Pour éviter de reproduire ce genre de situations, il appartient aux dirigeants africains de faire preuve de fermeté. Il est temps d’inverser les rôles : si un président américain ou européen souhaite discuter affaires avec l’Afrique, qu’il se déplace sur le continent. Pourquoi faut-il toujours que ce soit les Africains qui se déplacent ? Le respect passe aussi par l’équité protocolaire.
4. Repenser les relations Nord-Sud
Face à ces humiliations répétées, il devient urgent de repenser les relations entre l’Occident et l’Afrique. Cela implique une révolution mentale, aussi bien, du côté des anciennes puissances coloniales que de celui des Etats africains.
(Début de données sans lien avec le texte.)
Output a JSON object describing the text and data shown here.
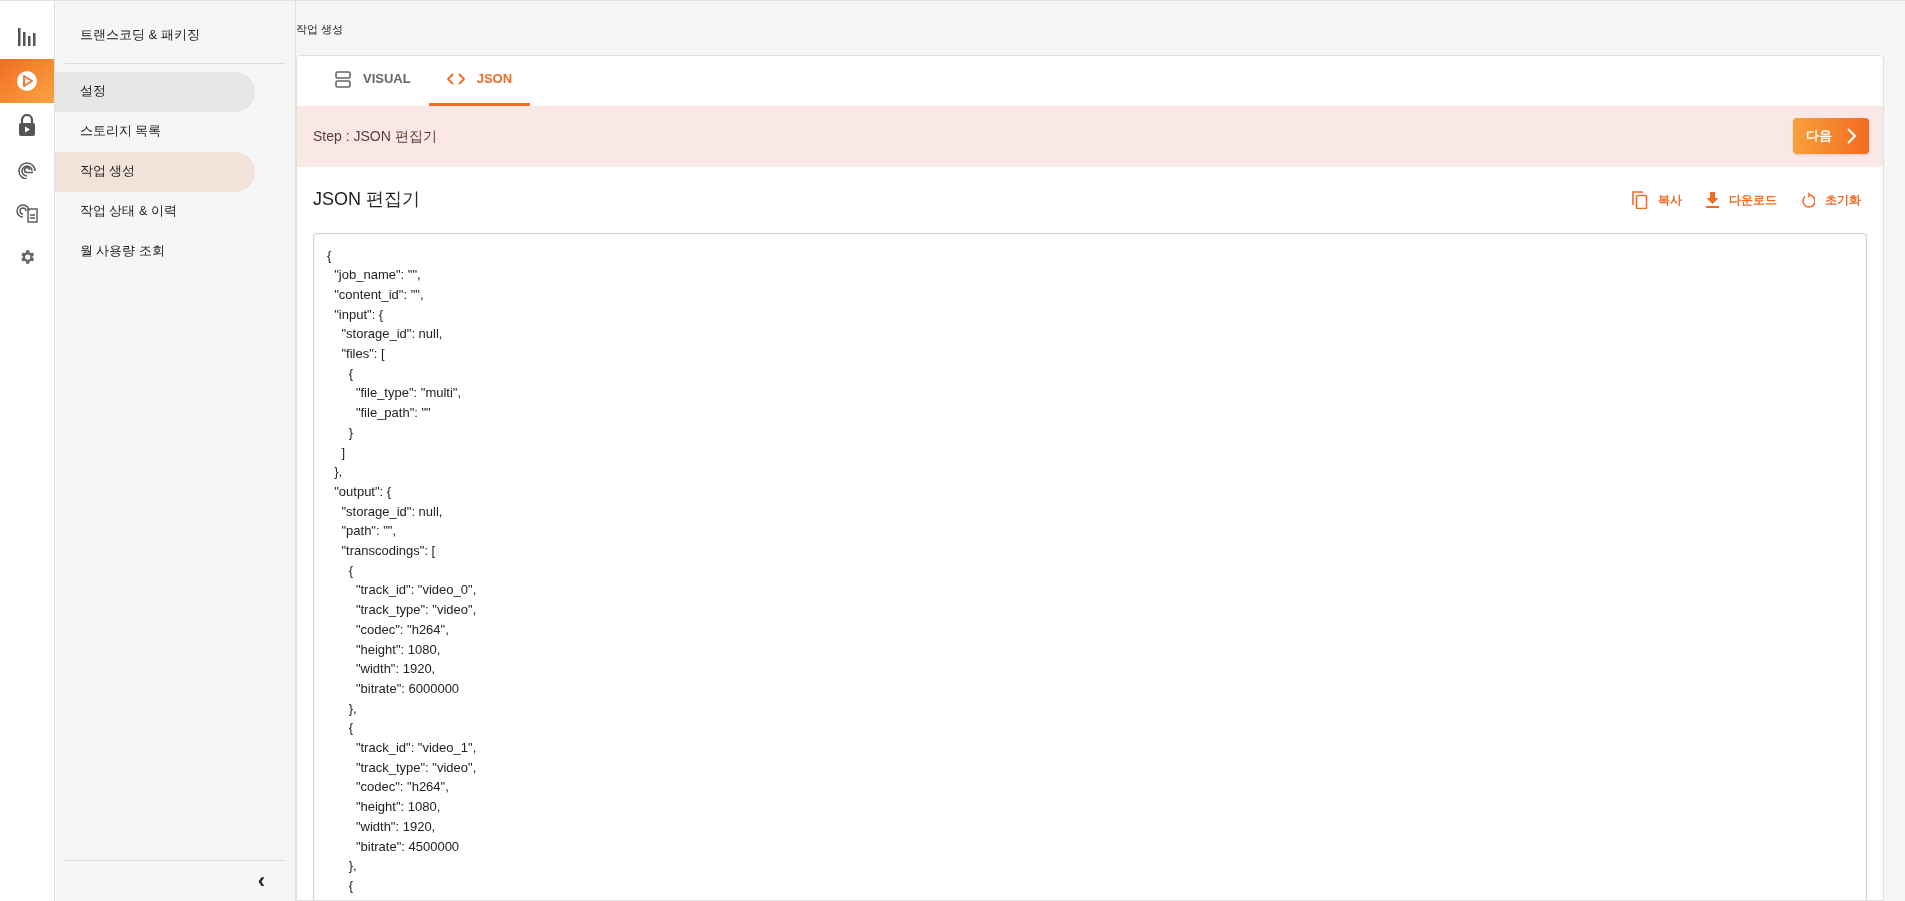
{
  "rail": [
    {
      "kind": "chart",
      "selected": false
    },
    {
      "kind": "play",
      "selected": true
    },
    {
      "kind": "lock",
      "selected": false
    },
    {
      "kind": "fingerprint",
      "selected": false
    },
    {
      "kind": "fingerprint-card",
      "selected": false
    },
    {
      "kind": "gear",
      "selected": false
    }
  ],
  "sidebar": {
    "title": "트랜스코딩 & 패키징",
    "items": [
      {
        "label": "설정",
        "selected": false,
        "hovered": true
      },
      {
        "label": "스토리지 목록",
        "selected": false,
        "hovered": false
      },
      {
        "label": "작업 생성",
        "selected": true,
        "hovered": false
      },
      {
        "label": "작업 상태 & 이력",
        "selected": false,
        "hovered": false
      },
      {
        "label": "월 사용량 조회",
        "selected": false,
        "hovered": false
      }
    ],
    "collapse": "‹"
  },
  "breadcrumb": "작업 생성",
  "tabs": [
    {
      "kind": "visual",
      "label": "VISUAL",
      "selected": false
    },
    {
      "kind": "code",
      "label": "JSON",
      "selected": true
    }
  ],
  "step": {
    "label": "Step : JSON 편집기",
    "next_button": "다음"
  },
  "editor": {
    "title": "JSON 편집기",
    "actions": [
      {
        "kind": "copy",
        "label": "복사"
      },
      {
        "kind": "download",
        "label": "다운로드"
      },
      {
        "kind": "reset",
        "label": "초기화"
      }
    ],
    "lines": [
      "{",
      "  \"job_name\": \"\",",
      "  \"content_id\": \"\",",
      "  \"input\": {",
      "    \"storage_id\": null,",
      "    \"files\": [",
      "      {",
      "        \"file_type\": \"multi\",",
      "        \"file_path\": \"\"",
      "      }",
      "    ]",
      "  },",
      "  \"output\": {",
      "    \"storage_id\": null,",
      "    \"path\": \"\",",
      "    \"transcodings\": [",
      "      {",
      "        \"track_id\": \"video_0\",",
      "        \"track_type\": \"video\",",
      "        \"codec\": \"h264\",",
      "        \"height\": 1080,",
      "        \"width\": 1920,",
      "        \"bitrate\": 6000000",
      "      },",
      "      {",
      "        \"track_id\": \"video_1\",",
      "        \"track_type\": \"video\",",
      "        \"codec\": \"h264\",",
      "        \"height\": 1080,",
      "        \"width\": 1920,",
      "        \"bitrate\": 4500000",
      "      },",
      "      {"
    ]
  }
}
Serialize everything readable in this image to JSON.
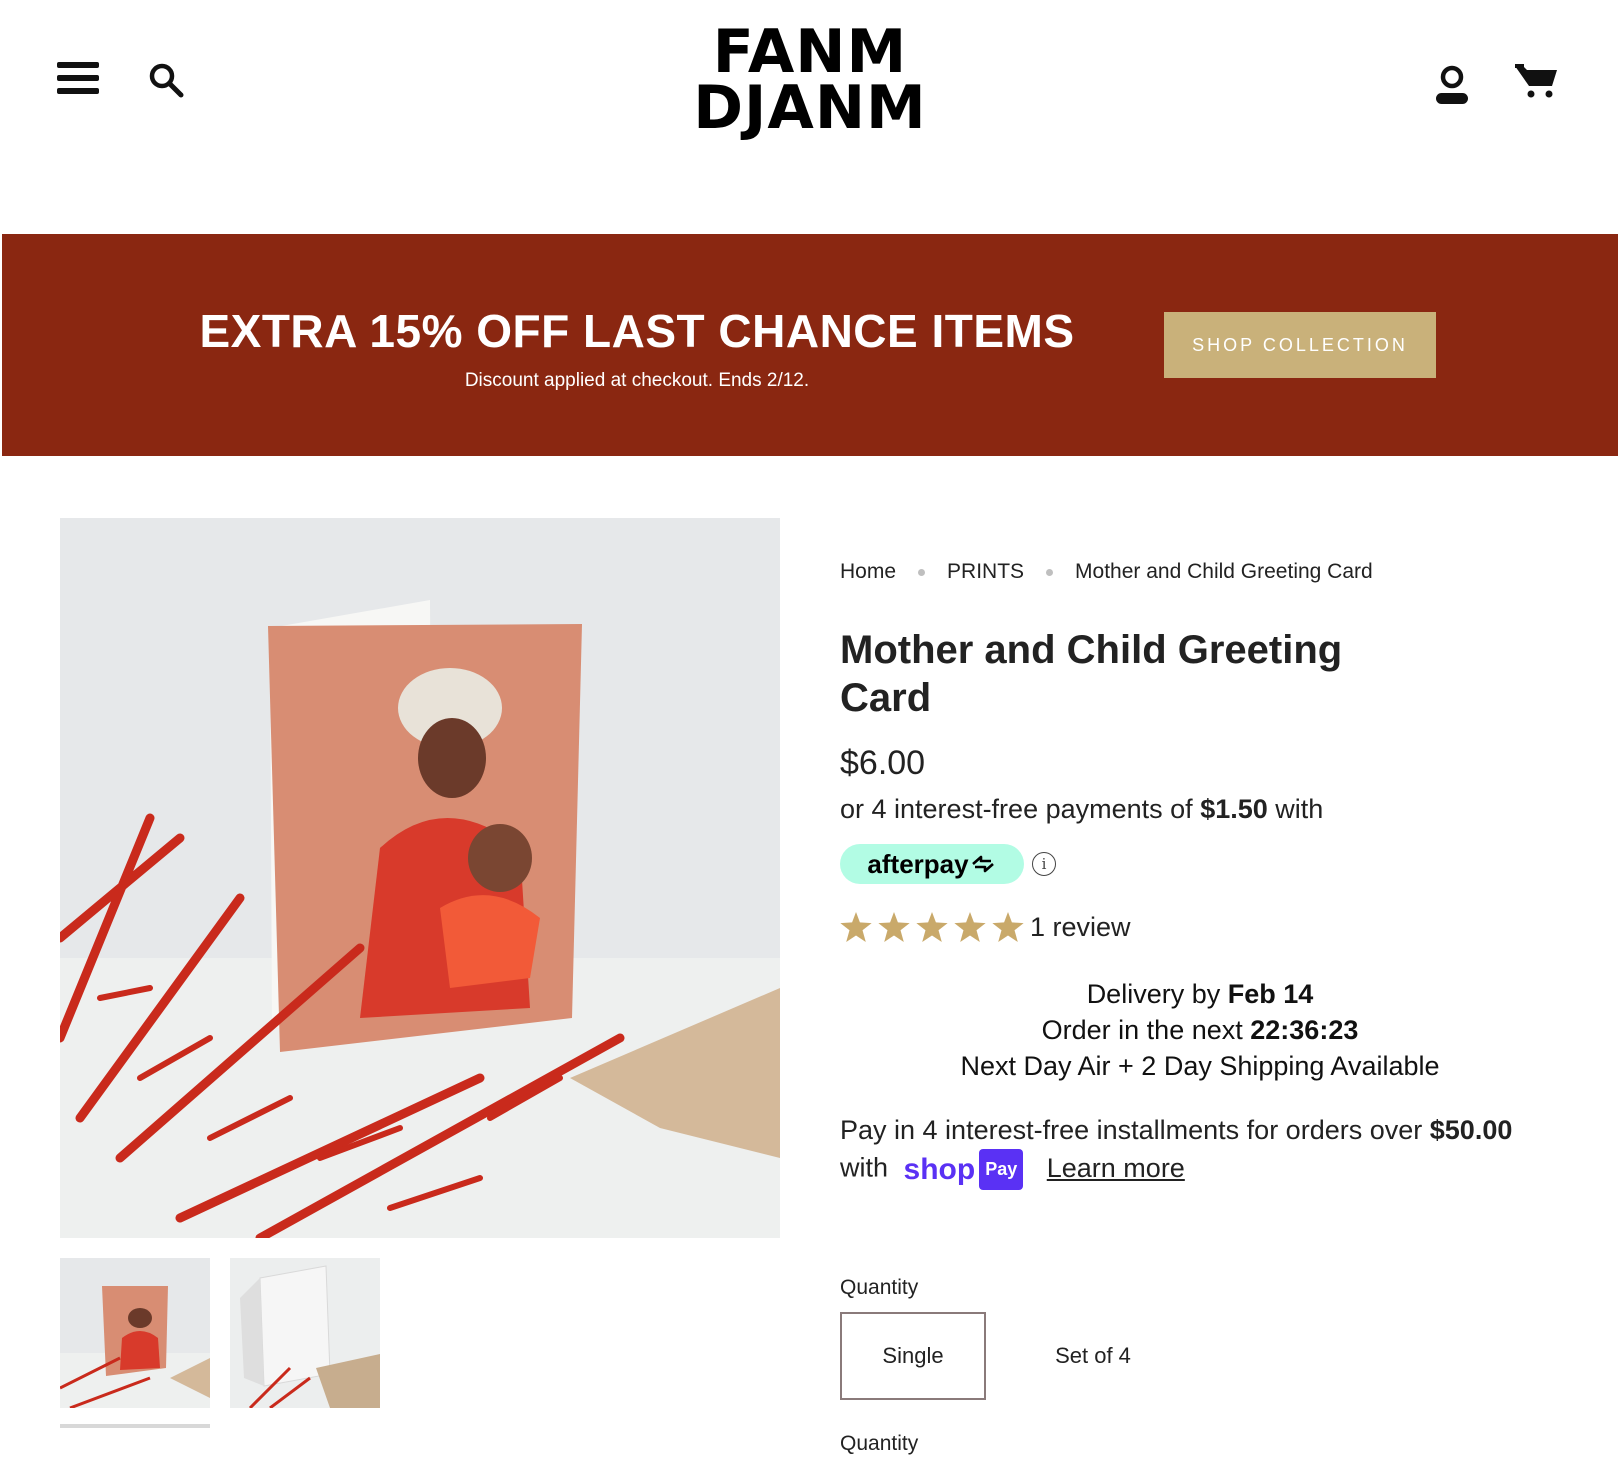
{
  "header": {
    "logo_line1": "FANM",
    "logo_line2": "DJANM"
  },
  "banner": {
    "title": "EXTRA 15% OFF LAST CHANCE ITEMS",
    "subtitle": "Discount applied at checkout. Ends 2/12.",
    "button_label": "SHOP COLLECTION",
    "background_color": "#8a2711",
    "button_color": "#c9b17a"
  },
  "breadcrumb": {
    "items": [
      "Home",
      "PRINTS",
      "Mother and Child Greeting Card"
    ]
  },
  "product": {
    "title": "Mother and Child Greeting Card",
    "price": "$6.00",
    "installment_prefix": "or 4 interest-free payments of",
    "installment_amount": "$1.50",
    "installment_suffix": "with",
    "afterpay_label": "afterpay",
    "rating_stars": 5,
    "review_count": "1 review",
    "star_color": "#c9a96a"
  },
  "delivery": {
    "line1_prefix": "Delivery by",
    "line1_date": "Feb 14",
    "line2_prefix": "Order in the next",
    "line2_timer": "22:36:23",
    "line3": "Next Day Air + 2 Day Shipping Available"
  },
  "shop_pay": {
    "text_prefix": "Pay in 4 interest-free installments for orders over",
    "threshold": "$50.00",
    "with": "with",
    "shop_word": "shop",
    "pay_word": "Pay",
    "learn_more": "Learn more",
    "brand_color": "#5a31f4"
  },
  "quantity": {
    "label": "Quantity",
    "options": [
      "Single",
      "Set of 4"
    ],
    "selected": "Single",
    "label2": "Quantity"
  }
}
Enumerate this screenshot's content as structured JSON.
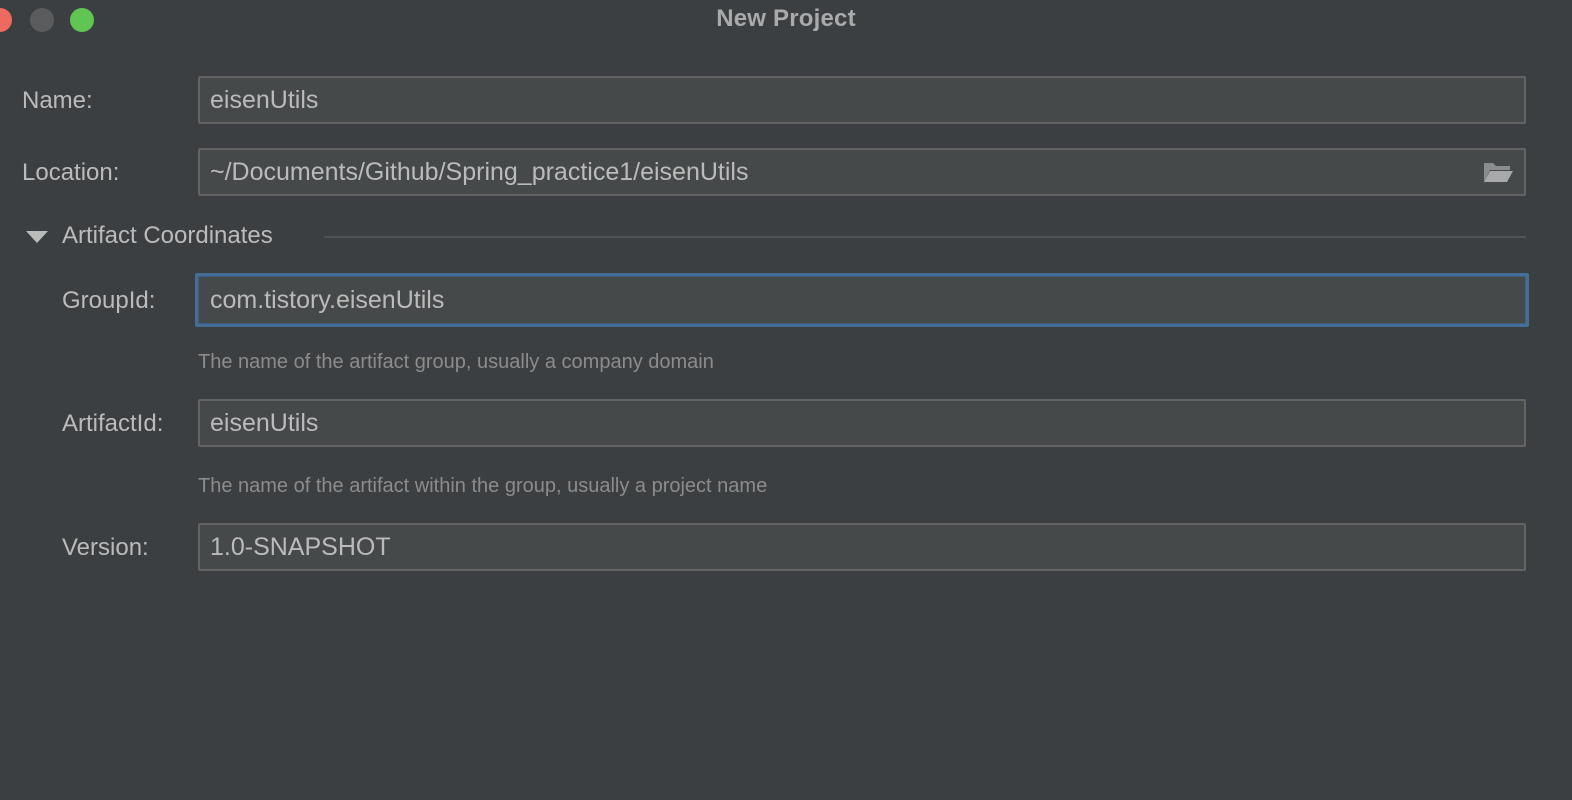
{
  "window": {
    "title": "New Project"
  },
  "form": {
    "name": {
      "label": "Name:",
      "value": "eisenUtils"
    },
    "location": {
      "label": "Location:",
      "value": "~/Documents/Github/Spring_practice1/eisenUtils",
      "browse_icon": "folder-open-icon"
    },
    "artifact_section": {
      "label": "Artifact Coordinates",
      "expanded": true
    },
    "group_id": {
      "label": "GroupId:",
      "value": "com.tistory.eisenUtils",
      "hint": "The name of the artifact group, usually a company domain"
    },
    "artifact_id": {
      "label": "ArtifactId:",
      "value": "eisenUtils",
      "hint": "The name of the artifact within the group, usually a project name"
    },
    "version": {
      "label": "Version:",
      "value": "1.0-SNAPSHOT"
    }
  },
  "colors": {
    "background": "#3c3f41",
    "field_background": "#45494a",
    "focus_border": "#466d94",
    "close": "#ed6a5e",
    "minimize": "#5a5c5e",
    "zoom": "#61c554"
  }
}
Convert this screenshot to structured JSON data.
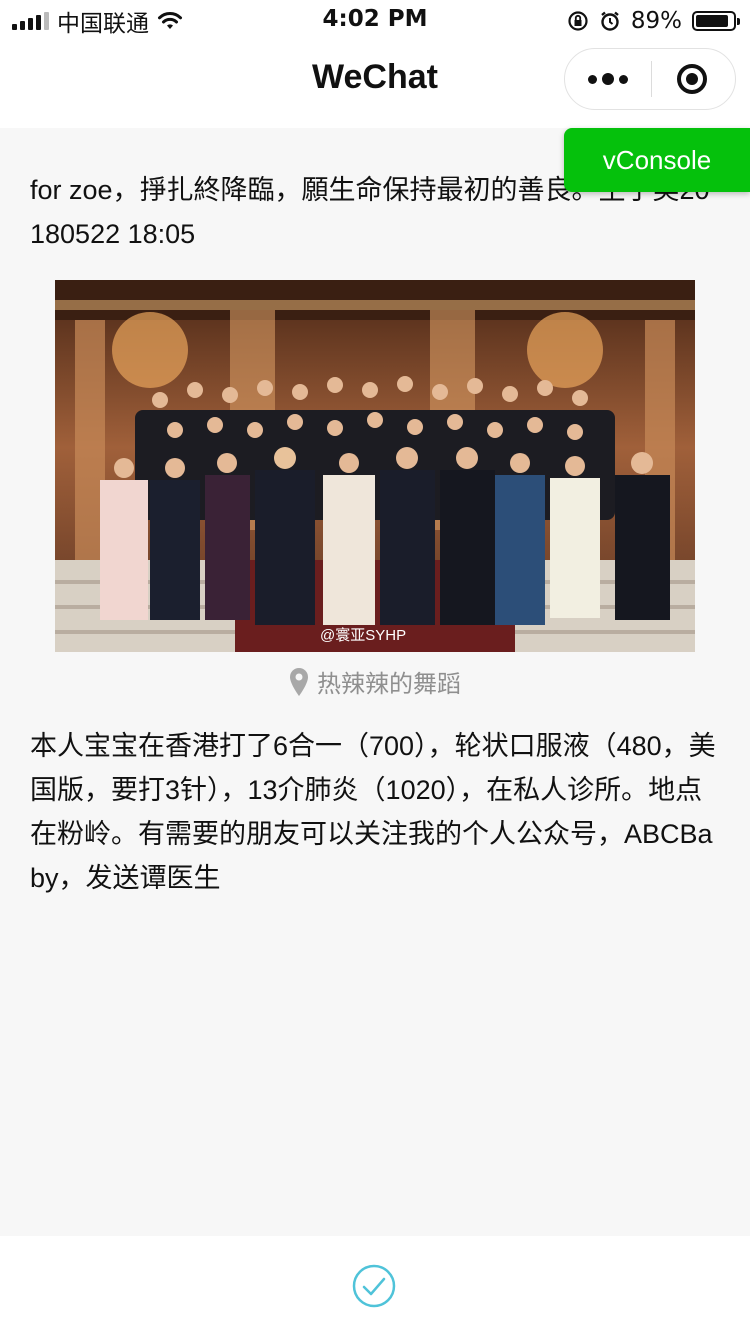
{
  "status_bar": {
    "carrier": "中国联通",
    "time": "4:02 PM",
    "battery": "89%",
    "battery_level": 0.89
  },
  "nav": {
    "title": "WeChat"
  },
  "post": {
    "intro_line": " for zoe，掙扎終降臨，願生命保持最初的善良。生于美20180522 18:05",
    "photo_watermark": "@寰亚SYHP",
    "location": "热辣辣的舞蹈",
    "body": " 本人宝宝在香港打了6合一（700），轮状口服液（480，美国版，要打3针），13介肺炎（1020），在私人诊所。地点在粉岭。有需要的朋友可以关注我的个人公众号，ABCBaby，发送谭医生"
  },
  "vconsole": {
    "label": "vConsole",
    "color": "#05c10c"
  },
  "footer": {
    "icon": "check-circle-icon",
    "accent": "#4fc3d9"
  },
  "icons": {
    "signal": "signal-bars-icon",
    "wifi": "wifi-icon",
    "lock": "orientation-lock-icon",
    "alarm": "alarm-clock-icon",
    "more": "more-dots-icon",
    "close": "close-miniprogram-icon",
    "location": "location-pin-icon"
  }
}
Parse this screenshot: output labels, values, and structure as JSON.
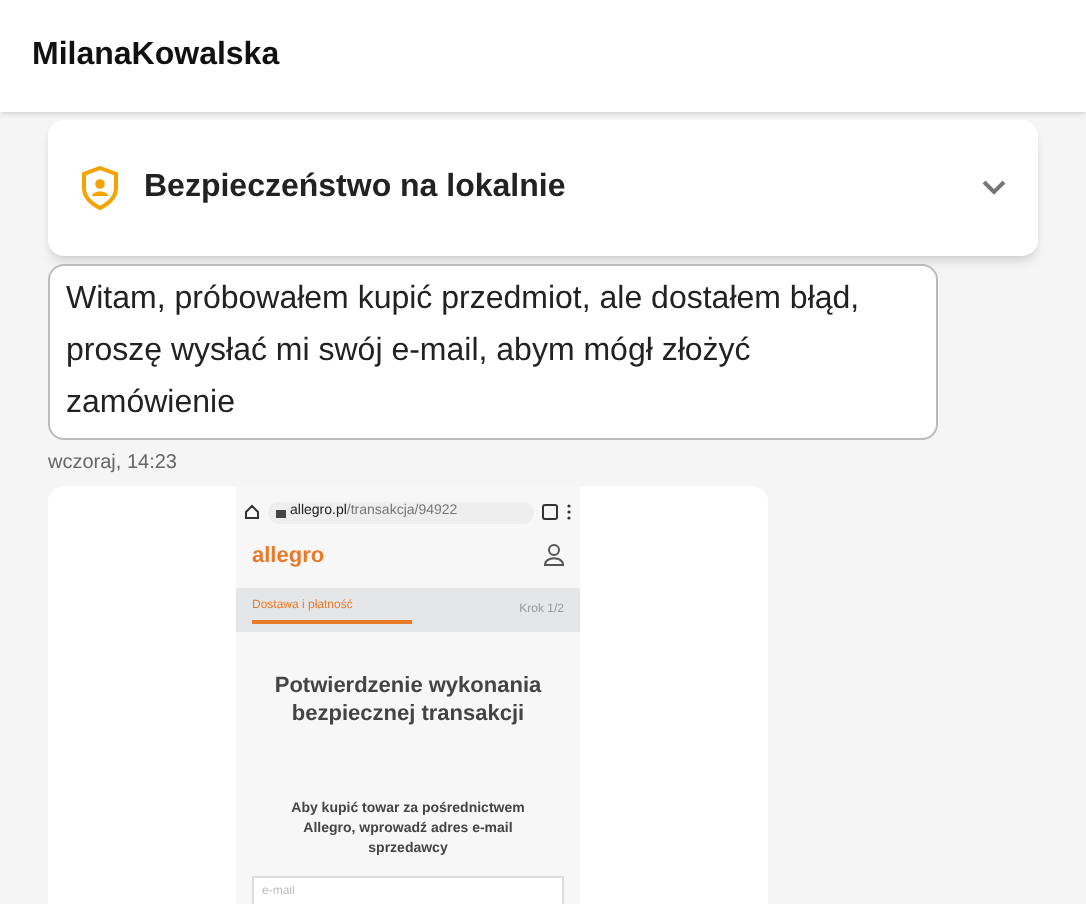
{
  "header": {
    "title": "MilanaKowalska"
  },
  "security_card": {
    "title": "Bezpieczeństwo na lokalnie",
    "expanded": false
  },
  "messages": [
    {
      "text": "Witam, próbowałem kupić przedmiot, ale dostałem błąd, proszę wysłać mi swój e-mail, abym mógł złożyć zamówienie",
      "time": "wczoraj, 14:23"
    }
  ],
  "attachment": {
    "url_host": "allegro.pl",
    "url_path": "/transakcja/94922",
    "logo": "allegro",
    "tabs": [
      {
        "label": "Dostawa i płatność",
        "selected": true
      }
    ],
    "step": "Krok 1/2",
    "heading": "Potwierdzenie wykonania bezpiecznej transakcji",
    "body": "Aby kupić towar za pośrednictwem Allegro, wprowadź adres e-mail sprzedawcy",
    "email_placeholder": "e-mail"
  }
}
L’Afrique n’a pas à tendre la main pour quémander une reconnaissance. Elle doit s’imposer comme un partenaire à part entière, fort de son histoire, de ses ressources et de sa jeunesse.

Pour cela, il est essentiel de casser les stéréotypes, d’affirmer une identité culturelle forte et de promouvoir une diplomatie de dignité. Les médias africains ont un rôle crucial à jouer dans cette reconquête symbolique, tout comme les élites intellectuelles et politiques du continent.
De leur côté, les pays occidentaux doivent entamer une véritable introspection. Il est temps de remettre en question les récits dominants, de revaloriser la pluralité des cultures et d’apprendre à écouter sans condescendance. L’ignorance ne doit plus être excusée, surtout, lorsqu’elle vient de ceux qui prétendent diriger le monde.
Conclusion
L’échange entre Donald Trump et Joseph Boakai, ainsi que, l’image des chefs d’Etat africains debout autour du président américain, sont bien plus que des anecdotes. Ils incarnent un déséquilibre historique entre l’Occident et l’Afrique, nourri d’ignorance, de préjugés raciaux et de relents de colonialisme. Il est temps que l’Afrique se fasse respecter par la fermeté, la connaissance de son histoire et la revendication de son rôle dans le monde contemporain.
Jean-Claude DJEREKE
Est professeur de littérature à l’Université de Temple (Etats-Unis).